The National Pension Service of Korea is looking to spend as much as $3 billion on global real estate before the year is out.

In order to execute this strategy, the world’s fifth largest pension fund – with current reserves of approximately $200 billion – has prioritised methods such as separate account investing in a bid to not only give it more control over what it buys, but also the means with which to do it quickly.

In July, Kim Hee-Seok, head of NPS’ global investment team, told Reuters the pension fund would increase its exposure to global real estate as part of a wider strategy to expand its allocation to alternative assets.

NPS wants to have 6.4 percent of total assets under management in alternatives by 2010, up from 3 percent (as of 30 October 2008), according to PERE’s sister database PERE Connect. The pension fund aims to grow to $440 billion by the end of 2012.

NPS is eyeing London, New York, Tokyo and Sydney and has been identifying joint venture partners in each of these cities to secure deals. For the London leg of its buying spree, NPS has chosen Rockspring Property Investment Managers.

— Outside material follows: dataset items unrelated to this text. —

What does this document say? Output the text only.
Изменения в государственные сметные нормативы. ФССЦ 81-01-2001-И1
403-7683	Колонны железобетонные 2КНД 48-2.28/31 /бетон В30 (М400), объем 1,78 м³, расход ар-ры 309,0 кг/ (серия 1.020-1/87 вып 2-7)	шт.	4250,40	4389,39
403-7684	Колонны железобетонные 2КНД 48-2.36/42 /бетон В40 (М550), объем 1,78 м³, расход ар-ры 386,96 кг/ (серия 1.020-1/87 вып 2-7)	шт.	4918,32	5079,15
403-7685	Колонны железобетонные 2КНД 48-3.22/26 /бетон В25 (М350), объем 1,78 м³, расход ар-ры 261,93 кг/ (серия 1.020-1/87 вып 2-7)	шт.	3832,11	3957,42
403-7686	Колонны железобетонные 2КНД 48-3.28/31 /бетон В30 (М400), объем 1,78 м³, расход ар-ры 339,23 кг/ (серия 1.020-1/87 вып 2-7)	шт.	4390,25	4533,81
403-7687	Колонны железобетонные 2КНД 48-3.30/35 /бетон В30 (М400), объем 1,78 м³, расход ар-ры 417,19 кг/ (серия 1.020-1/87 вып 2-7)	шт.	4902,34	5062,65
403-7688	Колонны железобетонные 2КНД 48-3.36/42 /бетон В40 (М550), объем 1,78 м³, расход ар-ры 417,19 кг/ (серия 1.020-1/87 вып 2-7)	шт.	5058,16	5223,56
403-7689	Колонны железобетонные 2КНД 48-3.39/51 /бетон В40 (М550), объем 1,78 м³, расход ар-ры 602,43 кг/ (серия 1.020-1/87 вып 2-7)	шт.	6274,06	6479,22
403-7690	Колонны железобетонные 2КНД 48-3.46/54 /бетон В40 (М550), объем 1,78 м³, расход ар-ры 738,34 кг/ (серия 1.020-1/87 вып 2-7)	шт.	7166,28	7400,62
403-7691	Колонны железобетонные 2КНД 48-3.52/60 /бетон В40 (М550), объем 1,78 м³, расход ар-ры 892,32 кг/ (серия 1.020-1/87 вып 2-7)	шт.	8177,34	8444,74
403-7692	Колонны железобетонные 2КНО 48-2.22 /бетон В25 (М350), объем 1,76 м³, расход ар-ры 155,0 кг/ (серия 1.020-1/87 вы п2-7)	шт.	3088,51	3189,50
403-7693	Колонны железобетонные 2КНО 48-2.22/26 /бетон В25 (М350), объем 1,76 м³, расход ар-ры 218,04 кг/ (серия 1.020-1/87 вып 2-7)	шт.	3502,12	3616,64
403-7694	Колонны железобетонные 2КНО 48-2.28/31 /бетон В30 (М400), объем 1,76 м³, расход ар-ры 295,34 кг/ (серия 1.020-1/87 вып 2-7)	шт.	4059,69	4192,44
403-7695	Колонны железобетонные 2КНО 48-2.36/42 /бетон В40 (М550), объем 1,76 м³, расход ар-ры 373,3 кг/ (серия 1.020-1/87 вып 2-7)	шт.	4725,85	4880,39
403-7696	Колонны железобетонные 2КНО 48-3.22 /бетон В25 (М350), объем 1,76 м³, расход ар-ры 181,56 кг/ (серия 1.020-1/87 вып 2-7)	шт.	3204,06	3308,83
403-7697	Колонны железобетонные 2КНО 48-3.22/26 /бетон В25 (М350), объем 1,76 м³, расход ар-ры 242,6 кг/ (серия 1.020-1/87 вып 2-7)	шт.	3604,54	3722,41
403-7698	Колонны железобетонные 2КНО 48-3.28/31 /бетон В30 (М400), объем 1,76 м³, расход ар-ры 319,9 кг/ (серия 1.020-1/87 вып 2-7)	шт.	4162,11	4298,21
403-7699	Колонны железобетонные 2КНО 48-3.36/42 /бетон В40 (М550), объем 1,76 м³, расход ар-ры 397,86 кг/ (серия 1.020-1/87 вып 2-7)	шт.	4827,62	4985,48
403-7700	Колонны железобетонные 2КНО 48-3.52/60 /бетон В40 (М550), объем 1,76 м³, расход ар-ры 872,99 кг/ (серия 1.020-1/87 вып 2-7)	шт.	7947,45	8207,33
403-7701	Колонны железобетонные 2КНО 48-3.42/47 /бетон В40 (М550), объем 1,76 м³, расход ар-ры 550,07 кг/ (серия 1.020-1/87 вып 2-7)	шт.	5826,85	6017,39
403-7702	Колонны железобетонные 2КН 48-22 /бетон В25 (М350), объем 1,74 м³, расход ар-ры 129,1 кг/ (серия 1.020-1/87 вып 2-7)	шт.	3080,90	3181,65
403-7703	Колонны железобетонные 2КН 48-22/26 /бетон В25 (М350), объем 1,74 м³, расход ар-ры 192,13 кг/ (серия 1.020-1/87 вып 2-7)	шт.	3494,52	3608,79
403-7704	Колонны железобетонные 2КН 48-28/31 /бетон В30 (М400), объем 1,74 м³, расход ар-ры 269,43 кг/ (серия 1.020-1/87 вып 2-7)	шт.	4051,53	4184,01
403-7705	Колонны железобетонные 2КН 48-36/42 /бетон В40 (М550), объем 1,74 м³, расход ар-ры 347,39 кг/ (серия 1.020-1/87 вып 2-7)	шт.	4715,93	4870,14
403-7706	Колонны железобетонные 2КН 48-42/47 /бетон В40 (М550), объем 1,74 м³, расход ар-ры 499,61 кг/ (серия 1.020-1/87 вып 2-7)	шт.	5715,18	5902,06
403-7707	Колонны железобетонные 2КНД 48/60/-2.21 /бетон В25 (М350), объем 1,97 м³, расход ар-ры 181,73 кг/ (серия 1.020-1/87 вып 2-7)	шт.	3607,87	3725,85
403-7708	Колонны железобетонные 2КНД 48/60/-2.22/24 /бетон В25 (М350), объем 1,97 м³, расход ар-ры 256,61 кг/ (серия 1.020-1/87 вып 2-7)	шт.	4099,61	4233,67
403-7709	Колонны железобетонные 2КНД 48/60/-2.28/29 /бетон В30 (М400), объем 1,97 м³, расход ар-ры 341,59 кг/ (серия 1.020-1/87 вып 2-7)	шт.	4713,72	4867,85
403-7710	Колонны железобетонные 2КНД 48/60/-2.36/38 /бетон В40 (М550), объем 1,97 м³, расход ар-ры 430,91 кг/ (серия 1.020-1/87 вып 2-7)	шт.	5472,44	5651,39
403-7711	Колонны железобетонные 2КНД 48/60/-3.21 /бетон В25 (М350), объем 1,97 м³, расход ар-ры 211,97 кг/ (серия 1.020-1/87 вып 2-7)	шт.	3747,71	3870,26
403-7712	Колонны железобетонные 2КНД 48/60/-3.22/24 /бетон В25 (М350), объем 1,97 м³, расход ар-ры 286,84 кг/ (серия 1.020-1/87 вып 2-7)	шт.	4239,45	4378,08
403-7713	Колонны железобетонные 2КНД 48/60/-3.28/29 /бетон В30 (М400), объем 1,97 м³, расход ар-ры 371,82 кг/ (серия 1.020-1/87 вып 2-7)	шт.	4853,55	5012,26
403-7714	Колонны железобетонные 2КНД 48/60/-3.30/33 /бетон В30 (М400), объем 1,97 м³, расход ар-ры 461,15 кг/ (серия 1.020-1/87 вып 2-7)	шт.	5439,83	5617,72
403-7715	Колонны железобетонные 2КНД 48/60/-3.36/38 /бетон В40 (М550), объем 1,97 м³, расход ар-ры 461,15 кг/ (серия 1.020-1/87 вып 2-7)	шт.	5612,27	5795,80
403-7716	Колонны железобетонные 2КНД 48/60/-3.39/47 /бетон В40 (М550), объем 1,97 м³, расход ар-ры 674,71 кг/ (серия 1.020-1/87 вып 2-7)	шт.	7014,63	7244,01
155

It is easier for them to identify managers and access them more quickly than to underwrite hundreds of indirect vehicles.

NPS was unavailable for comment by press time however Kathryn Dixon, partner in charge of marketing, sales and client services at Rockspring, told PERE: “There were discussions made at a very senior level [at NPS] to increase their allocation to global real estate as opposed to other asset classes. Their feeling was [in order] to get the amount they wanted in the market quickly, the best way was to go direct.

“It is easier for them to identify managers and access them more quickly than to underwrite hundreds of indirect vehicles,” she said.

Rockspring was invited by Korea’s NPS to manage its investment programme in London, where the pension fund is attracted by the market’s relative liquidity to the rest of Europe and by its transparent lease structures, among other things. NPS has previously worked with Rockspring, having invested in its €274 million open-ended commingled fund, Rockspring TransEuropean Fund IV, which closed in December 2007.

Rockspring’s brief is to locate investments of more than £150 million and to invest with or without debt, “enabling each acquisition to be agreed and concluded speedily”, Dixon added.

NPS relayed its strategy to Rockspring last November. Dixon said: “The $3 billion related to what ideally they would like to get this year. My understanding is the strategy will continue next year, although we don’t have any numbers on that yet.”

NPS has not, publicly at least, taken the separate account route in the three other cities on its hitlist. The pension fund, which was asked by the Korean government to curb its spending on alternative assets in 2008 to focus on its national currency, has also recently been active in Tokyo.

There, NPS co-invested alongside Washington DC-based The Carlyle Group in the $362 million acquisition of the KDX Toyosu Grandsquare office building from Japanese seller Kenedix. NPS took a 49 percent stake in the fully-leased, 667,368-square-foot building.